Is Your Nutrition Allowing For Success

When it comes to building muscle, nutrition is half the battle.I am constantly preaching to the athletes I work with you’ve got to train your heart out to give your body the stimulus to grow new muscle tissue, but without the right building blocks (food), it can’t do a thing! What’s more is that it’s not good enough to just “eat healthy” or “eat a lot” like so many struggling beginners say they do. You’ve got to actually construct a proper muscle building diet!

Don’t worry, though, because that’s actually a lot simpler than it sounds. There are, however, a few crippling mistakes you’ve got to watch out for. Avoid these pitfalls, and you’ll be well on your way to a strong, muscular, and lean physique!
Mistake 1: Eating Low Fat

For the most part, the low-fat diet craze of the eighties and nineties is over. However, there are still a few bodybuilders out there who would recommend a super-low-fat diet to those looking to improve their health and physique. Not only is avoiding all fat NOT healthy, it’s horrible for building muscle!

First of all, dietary fats play a large role in your body’s maintenance of proper hormone levels. The most important hormone for building muscle is testosterone, and yours is going to be miserably low if you avoid things like eggs, beef, and other fat-rich animal foods. Even some of that saturated fat is good for your health and hormone levels as long as you balance it out with other types of fats from oils, vegetables, and other plant sources.

Also, there are plenty of vitamins which are fat-soluble. If you live on a diet nearly devoid of fat, your body will not be able to digest important nutrients like vitamins A, D, E, or K. That’s bad news if you want to get big! Your body has priorities, and if its basic health “concerns” aren’t being met, it’s not going to want to embark on the hard, energy-demanding process of building NEW muscle tissue!

Finally, one of the great things about fats is that they are extremely energy-dense. You can eat tons of breads, grains, and low-fat meats and dairy and never get enough calories to grow. However, just one tablespoon of most oils has well over 100 calories! Of course, those who tend to gain weight easily will have to keep an eye on things, but this energy density is great for hard-gainers!
Mistake 2: Not Getting Enough Protein

Just about everyone knows how important protein is for building muscle, but most lifters still don’t get enough. If you think of building muscle literally as a “building” process, then think of protein as the “bricks” – it’s what the muscles are being made of! Carbs and fats give your body the energy it needs to train hard, but without adequate protein, it’s got nothing to “work with.”

One of the most important things you can do for your protein intake is to think of protein as the “main” part of every meal you eat. Every meal needs some type of meat, fish, poultry, eggs, or in some cases, dairy or protein powder. You can add on to that, but the protein is the main event!

Another thing you should do is get a quality whey protein powder. Whey is cheap, convenient, mixes well, and is almost pure protein. You can drink protein shakes plain when you’re in a pinch, or you can add whey to a blender shake or meal to boost your protein intake. However, don’t rely on powders – whole food sources, especially meat, are best.

Finally, if you’re on a budget, you’ll have to be tactical about which protein sources you consume. It’s surely the most expensive nutrient in your muscle-building diet, but you don’t have to break the bank! Focus on whole eggs, cheap cuts of beef and chicken, and the occasional on-sale fish when money is tight.
Mistake 3: Eating Too Few Calories

There seems to be an endless array of different muscle-building diets out there, and they often seem to be in conflict. However, nothing can change the fact that to build muscle, you have GOT to consume more calories than you burn. This surplus of energy is the only way for your body to build NEW muscle tissue (get bigger)!

So, how should you get all of these extra calories? If you’re eating enough protein, then you’re probably already getting quite a few calories from that, as well as from the fats that naturally occur in protein sources like eggs and meat. To make up the difference, you’ll have to eat quality, complex carbohydrates and healthy fats.

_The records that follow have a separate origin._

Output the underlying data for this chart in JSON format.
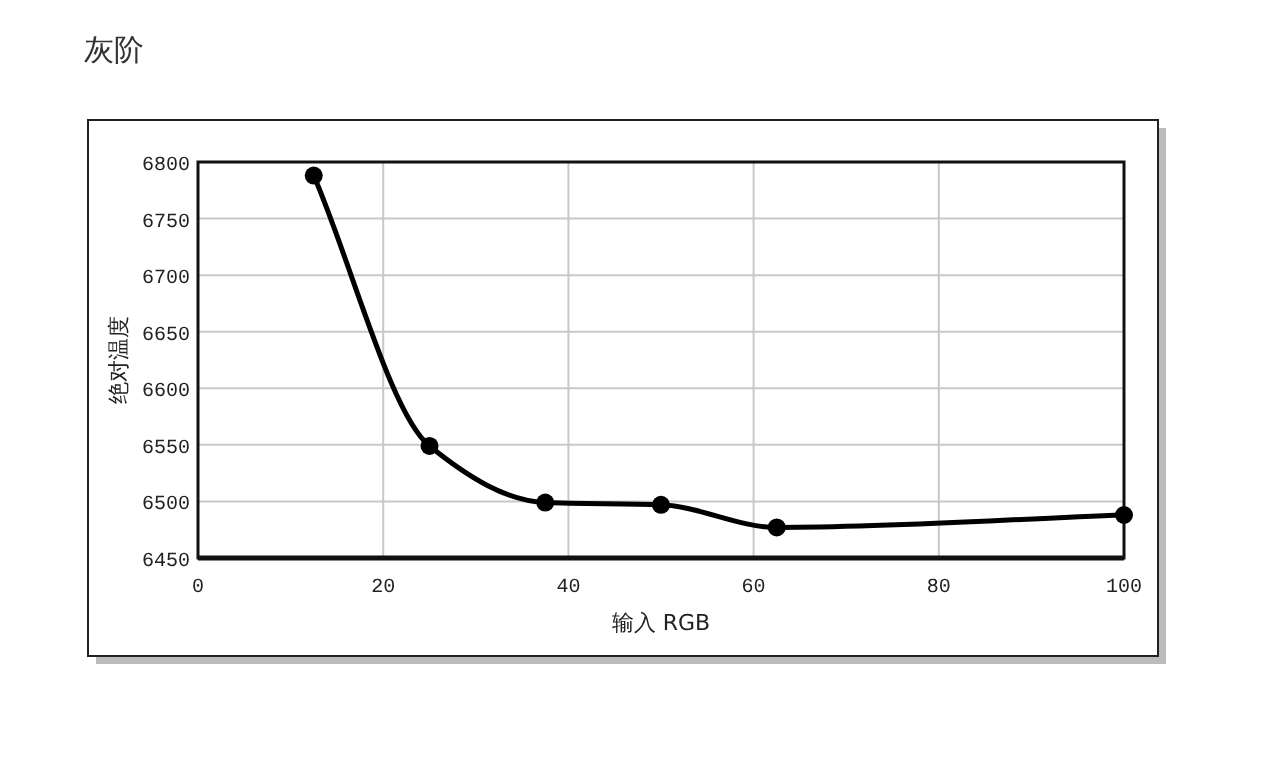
{
  "chart_data": {
    "type": "line",
    "title": "灰阶",
    "xlabel": "输入 RGB",
    "ylabel": "绝对温度",
    "x": [
      12.5,
      25,
      37.5,
      50,
      62.5,
      100
    ],
    "values": [
      6788,
      6549,
      6499,
      6497,
      6477,
      6488
    ],
    "color": "#000000",
    "marker": "circle",
    "grid": true,
    "xlim": [
      0,
      100
    ],
    "xticks": [
      0,
      20,
      40,
      60,
      80,
      100
    ],
    "ylim": [
      6450,
      6800
    ],
    "yticks": [
      6450,
      6500,
      6550,
      6600,
      6650,
      6700,
      6750,
      6800
    ]
  }
}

Does this mean you need to eat five, six, even seven times a day like so many bodybuilders do? Not necessarily. A big reason why so many guys trying to gain weight eat so often is that that is simply the only way to get that much food in during the day! However, not everyone needs such a mass of calories, and not everyone has as hard a time getting lots of food down.

You should focus first on getting lots of calories and especially carbs in around your workout time – this is when your body is most primed to take advantage of the extra nutrients. Big pre- and post-workouts meals combined with a few more, protein-focused, smaller meals throughout the day should have you gaining quality mass – that is, muscle without a bunch of extra body fat.